In the public mind, Emily Carr’s writing has always taken second place
to her magnificent paintings. Her achievements in this other art,
however, are substantial. The Emily Carr Omnibus includes all her major
published works: Klee Wyck, The Book of Small, The House of All Sorts,
Growing Pains: An Autobiography, The Heart of a Peacock, Pause: A Sketch
Book, and Hundreds and Thousands, her journals.

Curator and writer Doris Shadbolt authored The Art of Emily Carr
(1979). Her 12-page introduction serves as a brief literary
autobiography. This fine essay reveals that Carr’s writing was
important to her throughout her life and not simply in her later years.

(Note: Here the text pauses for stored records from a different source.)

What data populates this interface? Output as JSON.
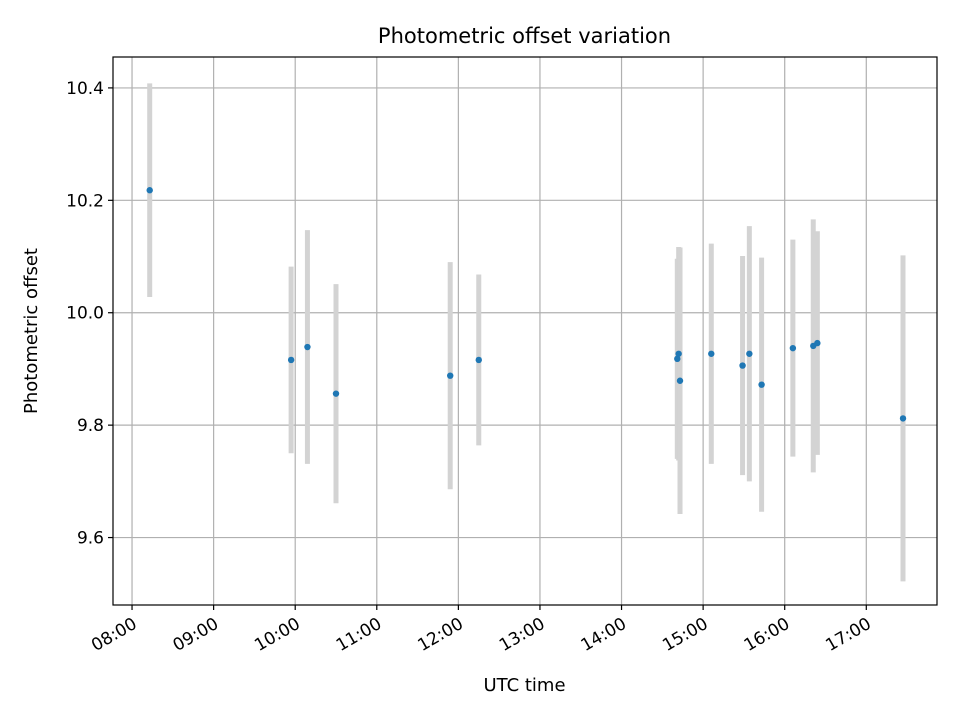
{
  "chart_data": {
    "type": "scatter",
    "title": "Photometric offset variation",
    "xlabel": "UTC time",
    "ylabel": "Photometric offset",
    "xlim": [
      "07:46",
      "17:52"
    ],
    "ylim": [
      9.48,
      10.455
    ],
    "x_ticks": [
      "08:00",
      "09:00",
      "10:00",
      "11:00",
      "12:00",
      "13:00",
      "14:00",
      "15:00",
      "16:00",
      "17:00"
    ],
    "y_ticks": [
      "9.6",
      "9.8",
      "10.0",
      "10.2",
      "10.4"
    ],
    "grid": true,
    "colors": {
      "marker": "#1f77b4",
      "errorbar": "#d3d3d3",
      "grid": "#b0b0b0"
    },
    "series": [
      {
        "points": [
          {
            "x": "08:13",
            "y": 10.218,
            "err": 0.19
          },
          {
            "x": "09:57",
            "y": 9.916,
            "err": 0.166
          },
          {
            "x": "10:09",
            "y": 9.939,
            "err": 0.208
          },
          {
            "x": "10:30",
            "y": 9.856,
            "err": 0.195
          },
          {
            "x": "11:54",
            "y": 9.888,
            "err": 0.202
          },
          {
            "x": "12:15",
            "y": 9.916,
            "err": 0.152
          },
          {
            "x": "14:41",
            "y": 9.918,
            "err": 0.178
          },
          {
            "x": "14:42",
            "y": 9.927,
            "err": 0.19
          },
          {
            "x": "14:43",
            "y": 9.879,
            "err": 0.237
          },
          {
            "x": "15:06",
            "y": 9.927,
            "err": 0.196
          },
          {
            "x": "15:29",
            "y": 9.906,
            "err": 0.195
          },
          {
            "x": "15:34",
            "y": 9.927,
            "err": 0.227
          },
          {
            "x": "15:43",
            "y": 9.872,
            "err": 0.226
          },
          {
            "x": "16:06",
            "y": 9.937,
            "err": 0.193
          },
          {
            "x": "16:21",
            "y": 9.941,
            "err": 0.225
          },
          {
            "x": "16:24",
            "y": 9.946,
            "err": 0.199
          },
          {
            "x": "17:27",
            "y": 9.812,
            "err": 0.29
          }
        ]
      }
    ]
  }
}
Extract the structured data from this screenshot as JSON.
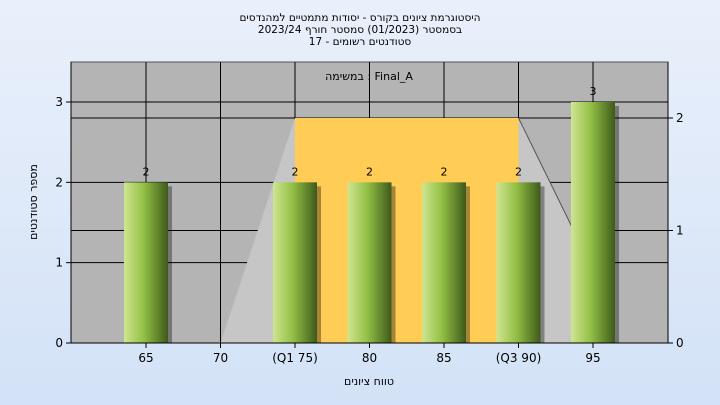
{
  "chart_data": {
    "type": "bar",
    "title_lines": [
      "היסטוגרמת ציונים בקורס - יסודות מתמטיים למהנדסים",
      "בסמסטר  (01/2023)  סמסטר חורף 2023/24",
      "סטודנטים רשומים - 17"
    ],
    "subtitle": "במשימה : Final_A",
    "xlabel": "טווח ציונים",
    "ylabel": "מספר סטודנטים",
    "categories": [
      "65",
      "70",
      "(Q1 75)",
      "80",
      "85",
      "(Q3 90)",
      "95"
    ],
    "values": [
      2,
      0,
      2,
      2,
      2,
      2,
      3
    ],
    "data_labels": [
      "2",
      "",
      "2",
      "2",
      "2",
      "2",
      "3"
    ],
    "ylim": [
      0,
      3.5
    ],
    "yticks": [
      0,
      1,
      2,
      3
    ],
    "y2lim": [
      0,
      2.1
    ],
    "y2ticks": [
      0,
      1,
      2
    ],
    "quartile_box": {
      "q1": 75,
      "q3": 90,
      "height": 2
    },
    "whisker": {
      "min": 70,
      "max": 95
    },
    "grid": true,
    "colors": {
      "bar_light": "#cfe690",
      "bar_mid": "#93bf45",
      "bar_dark": "#3e5a1a",
      "box": "#ffcc55",
      "whisker_fill": "#c6c6c6",
      "plot_bg": "#b4b4b4"
    }
  }
}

Carr had begun much of the work that comprises the Omnibus many years
before it was published in the 1930s and 1940s. In fact, Shadbolt notes,
“the creative flow alternated so readily between the two channels that
in reading her journals, as she discusses her work on any particular
day, one has to stop at times to determine whether she is talking about
her writing or her painting.”

Carr was ahead of her time on many issues. She remains both avant-garde
and a pioneer on environmental, Native, and women’s issues. Her
writing, which reflects the deep humanity as well as the eccentricities
of her vision, will continue to delight readers in this collection.